Debs was five times the Socialist presidential candidate and it was as such that he ran in 1920 from a cell in Atlanta. He had been sentenced to 10 years in prison, accused of having called, in the summer of 1918, for Americans to resist conscription to WWI.
“I have been accused of obstructing the war. I admit it. Gentlemen, I abhor war,” he told the jury during his trial.
Prisoner Number 9653 ended up winning more than 900,000 votes that year.
His sentence was commuted in 1921 and he was released, but Debs died five years later.
LaRouche the conspiracy theorist
Lyndon LaRouche campaigned for the White House no less than eight times, running in every election from 1976 to 2004.
A far-right polemicist and follower of conspiracy theories who was born in 1922, he began his political career after WWII on the far left before founding the US Labor Party, on whose ticket he ran in 1976.

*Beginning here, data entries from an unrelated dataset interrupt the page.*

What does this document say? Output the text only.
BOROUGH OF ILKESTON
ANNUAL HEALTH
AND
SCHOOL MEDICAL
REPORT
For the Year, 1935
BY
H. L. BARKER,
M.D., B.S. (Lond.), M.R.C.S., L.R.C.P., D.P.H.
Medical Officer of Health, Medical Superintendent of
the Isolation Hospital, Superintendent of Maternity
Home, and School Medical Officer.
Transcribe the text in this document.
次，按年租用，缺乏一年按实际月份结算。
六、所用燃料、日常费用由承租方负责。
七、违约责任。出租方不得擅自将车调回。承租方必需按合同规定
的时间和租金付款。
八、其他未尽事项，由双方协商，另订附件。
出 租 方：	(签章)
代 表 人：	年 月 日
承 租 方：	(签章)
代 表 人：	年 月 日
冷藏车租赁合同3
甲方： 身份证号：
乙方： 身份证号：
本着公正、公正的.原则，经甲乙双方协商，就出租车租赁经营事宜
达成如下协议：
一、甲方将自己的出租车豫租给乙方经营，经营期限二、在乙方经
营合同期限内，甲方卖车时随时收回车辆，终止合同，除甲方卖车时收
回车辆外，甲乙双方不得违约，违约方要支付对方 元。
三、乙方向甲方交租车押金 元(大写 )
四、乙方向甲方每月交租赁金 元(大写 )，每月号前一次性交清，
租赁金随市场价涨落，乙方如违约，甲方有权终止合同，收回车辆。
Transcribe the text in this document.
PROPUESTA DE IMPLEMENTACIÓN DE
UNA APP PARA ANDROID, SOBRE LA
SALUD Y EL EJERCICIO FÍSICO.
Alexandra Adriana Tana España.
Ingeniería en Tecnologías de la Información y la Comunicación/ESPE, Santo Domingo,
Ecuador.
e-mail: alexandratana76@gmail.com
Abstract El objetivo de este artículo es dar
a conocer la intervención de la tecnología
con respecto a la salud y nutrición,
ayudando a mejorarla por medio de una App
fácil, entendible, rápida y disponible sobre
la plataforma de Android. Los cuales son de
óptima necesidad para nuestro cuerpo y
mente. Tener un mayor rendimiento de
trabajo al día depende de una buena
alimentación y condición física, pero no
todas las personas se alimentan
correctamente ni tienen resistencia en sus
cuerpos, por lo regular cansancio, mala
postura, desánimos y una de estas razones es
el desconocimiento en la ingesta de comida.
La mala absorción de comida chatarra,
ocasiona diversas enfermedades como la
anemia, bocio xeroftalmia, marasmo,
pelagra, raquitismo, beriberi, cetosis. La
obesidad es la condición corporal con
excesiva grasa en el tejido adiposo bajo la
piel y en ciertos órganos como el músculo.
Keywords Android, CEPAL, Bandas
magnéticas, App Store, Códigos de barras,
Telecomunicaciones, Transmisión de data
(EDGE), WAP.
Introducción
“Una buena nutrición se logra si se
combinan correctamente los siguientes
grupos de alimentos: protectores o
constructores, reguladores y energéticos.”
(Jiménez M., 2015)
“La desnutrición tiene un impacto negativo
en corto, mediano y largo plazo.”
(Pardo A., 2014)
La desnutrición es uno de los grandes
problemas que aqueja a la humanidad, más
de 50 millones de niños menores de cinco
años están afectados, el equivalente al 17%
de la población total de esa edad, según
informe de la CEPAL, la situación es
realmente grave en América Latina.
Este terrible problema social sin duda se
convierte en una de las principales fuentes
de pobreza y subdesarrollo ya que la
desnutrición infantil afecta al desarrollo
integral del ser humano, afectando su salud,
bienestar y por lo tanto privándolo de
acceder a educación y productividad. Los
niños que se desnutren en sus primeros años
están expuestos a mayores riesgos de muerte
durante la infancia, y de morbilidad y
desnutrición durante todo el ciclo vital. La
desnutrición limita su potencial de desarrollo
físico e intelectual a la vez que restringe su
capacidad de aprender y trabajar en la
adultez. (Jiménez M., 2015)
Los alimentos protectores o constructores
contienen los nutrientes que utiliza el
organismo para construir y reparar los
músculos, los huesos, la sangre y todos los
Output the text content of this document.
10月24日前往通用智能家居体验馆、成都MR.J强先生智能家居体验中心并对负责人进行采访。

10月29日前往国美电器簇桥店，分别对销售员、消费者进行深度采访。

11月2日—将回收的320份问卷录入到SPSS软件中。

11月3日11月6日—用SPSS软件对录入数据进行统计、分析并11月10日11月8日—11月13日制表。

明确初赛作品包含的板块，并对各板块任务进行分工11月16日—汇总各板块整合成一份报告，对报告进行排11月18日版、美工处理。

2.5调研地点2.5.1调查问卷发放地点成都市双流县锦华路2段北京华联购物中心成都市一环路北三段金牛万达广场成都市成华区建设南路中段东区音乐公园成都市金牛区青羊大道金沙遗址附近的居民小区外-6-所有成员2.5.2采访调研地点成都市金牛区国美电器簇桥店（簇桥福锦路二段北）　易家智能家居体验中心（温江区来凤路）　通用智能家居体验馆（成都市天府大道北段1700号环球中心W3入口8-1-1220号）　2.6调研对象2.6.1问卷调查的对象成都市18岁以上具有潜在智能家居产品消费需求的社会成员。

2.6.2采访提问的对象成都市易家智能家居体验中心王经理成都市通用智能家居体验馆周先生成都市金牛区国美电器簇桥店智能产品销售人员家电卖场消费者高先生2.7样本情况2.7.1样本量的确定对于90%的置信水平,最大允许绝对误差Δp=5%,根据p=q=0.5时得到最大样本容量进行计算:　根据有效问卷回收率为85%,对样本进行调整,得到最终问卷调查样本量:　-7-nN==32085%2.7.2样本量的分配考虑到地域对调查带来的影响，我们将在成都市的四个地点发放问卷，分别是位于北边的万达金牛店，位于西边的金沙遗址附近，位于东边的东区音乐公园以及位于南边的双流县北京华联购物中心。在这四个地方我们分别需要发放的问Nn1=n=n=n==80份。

Later, LaRouche, who died in 2019 at age 96, ran as a Democrat — to the annoyance of the party — and as an independent.
During his life, he evolved toward far-right leanings and was often accused of anti-Semitism, which he denied.
A climate change skeptic, he defended many conspiracy theories, such as that Britain’s Queen Elizabeth was involved in drug trafficking or that Henry Kissinger was an “agent of influence” for the Soviets.
In the late 1980s, LaRouche was sentenced to 15 years in prison for tax evasion. This did not stop him from running in the 1992 election from federal prison.
He recorded messages on topics like the economy and education, which were broadcast while he was in his cell. He got just over 26,000 votes in the ballot.
Roger Stone, a close associate of Trump, has in the past called LaRouche a “good man” and said he was “very familiar with the extraordinary and prophetic thinking of Lyndon LaRouche.”